Welcome to Tiny Habits, HuffPost Canada’s (almost) daily guide to helping you pick up an easy, everyday ritual that can make your life a bit better, in a small but significant way.
Canadians are stressed out, anxious, and are feeling disconnected from each other. Every Monday through Friday, we’ll share a tiny tip to help you feel good. We’ve got your back.
Today’s Tiny Habit: Pelvic floor exercises.
For whenever you’re feeling: Like you pee (or poo) when you laugh/sneeze/cough/exercise/have sex; when you’re experiencing pelvic floor dysfunction.
What it is: Before we get into the stretches, let’s talk about your pelvic floor, which is comprised of muscles that control the uterus, bladder, rectum, prostate, and bowel.
The causes of a weak pelvic floor include pregnancy, childbirth, prostate cancer treatment, and obesity and the straining of chronic constipation.
If you have weak pelvic floor muscles, you may have difficulty controlling your bladder and/or bowel, which can lead to urinary and fecal incontinence. It can also lead to painful sexual intercourse and difficulty reaching orgasm.
If left untreated, it can lead to infection, long-term colon damage, and general discomfort. This is why it’s always beneficial to do pelvic floor stretches and exercises to improve muscle strength.
So, what kind of pelvic floor exercises and stretches are there? Before we go into some of them, we recommend that you speak to your doctor and/or a pelvic floor therapist first to prevent injury and to give you advice on the best exercise for your specific issue.
How it can help: There are many stretches to help strengthen and loosen those muscles. If you’re unsure which muscles belong to your pelvic floor, imagine that you’re urinating and contract the muscles you would use to stop the stream of urine; the muscles that let you do this are your pelvic floor muscles. Don’t actually stop urinating midstream as this can harm your pelvic floor and can lead to urinary tract infections.

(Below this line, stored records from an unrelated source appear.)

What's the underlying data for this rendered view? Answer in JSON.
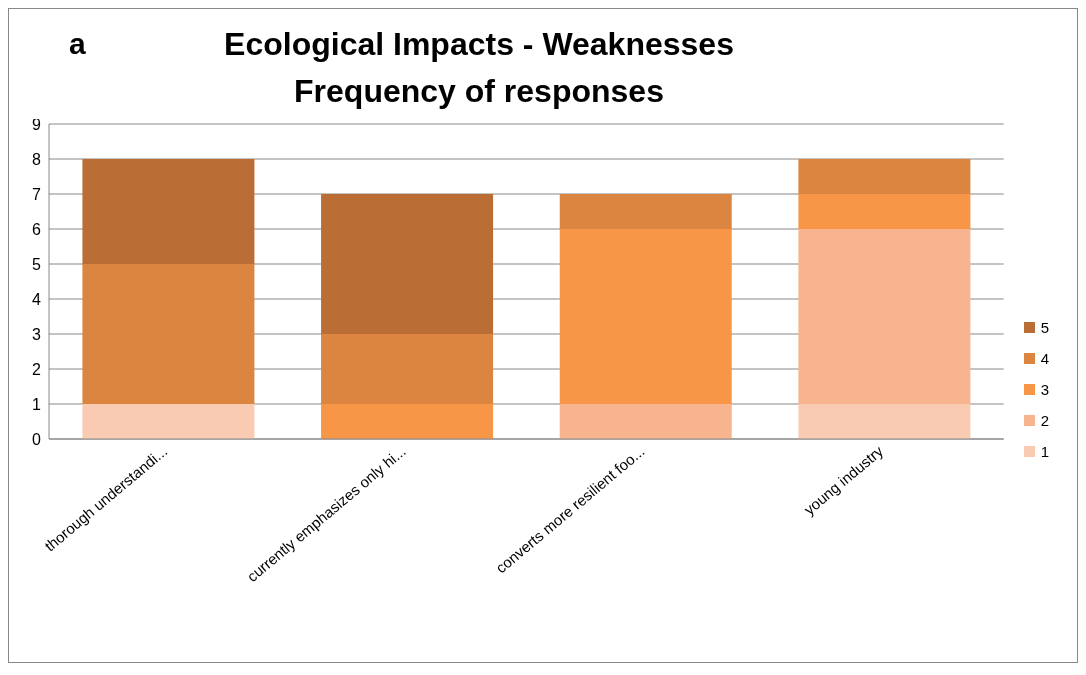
{
  "chart_data": {
    "type": "bar",
    "title": "Ecological Impacts - Weaknesses\nFrequency of responses",
    "annotations": [
      "a"
    ],
    "categories": [
      "thorough understandi...",
      "currently emphasizes only hi...",
      "converts more resilient foo...",
      "young industry"
    ],
    "stacked": true,
    "ylim": [
      0,
      9
    ],
    "yticks": [
      0,
      1,
      2,
      3,
      4,
      5,
      6,
      7,
      8,
      9
    ],
    "grid": "y",
    "legend": "right",
    "series": [
      {
        "name": "1",
        "color": "#f9cbb3",
        "values": [
          1,
          0,
          0,
          1
        ]
      },
      {
        "name": "2",
        "color": "#f7b48e",
        "values": [
          0,
          0,
          1,
          5
        ]
      },
      {
        "name": "3",
        "color": "#f79646",
        "values": [
          0,
          1,
          5,
          1
        ]
      },
      {
        "name": "4",
        "color": "#db8540",
        "values": [
          4,
          2,
          1,
          1
        ]
      },
      {
        "name": "5",
        "color": "#ba6e36",
        "values": [
          3,
          4,
          0,
          0
        ]
      }
    ]
  }
}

Some basic exercises include:
- Kegels: Contract your pelvic floor muscles and hold for five seconds, then release for five seconds. Repeat this 10 times, three times a day. Kegels help relax pelvic floor muscles, which can help manage or prevent problems such as incontinence, as well as improve sexual health and pleasure.
- Knee-to-chest: Lie on your back with both legs straight and relaxed. Then, bend one knee to your chest. Hold this stretch for 30 seconds. Repeat with other leg. Breathe in and out slowly.
- Knee-over-to-hand: Lie flat on your back, then move your left knee over your body to the floor near your right hand, which will hold the knee down. Hold for 30 seconds. Breathe in and out slowly.
- Hip and lower back twist: Lie on your back, pull one knee to your chest and gently pull the leg across your body with the opposite hand placed on the outside of the knee. Extend the other arm out to the side at shoulder-level height. Repeat on the other side. Breathe in and out deeply for each side. By stretching your hips and lower back, you’re helping to reduce the tension in your pelvic floor.
- Abdominal breathing: Lie down with your knees bent, one hand on your chest and the other hand on your abdomen. Inhale and picture your stomach filling up with air, then picture the air moving down to your pelvic floor, letting the muscles relax and open. Breathe out slowly. Repeat for five minutes.
Where you can do it: In your home, on a mat outside at a park, in a workout studio.
How it makes us feel: Strong.
And that’s your Tiny Habit of the day.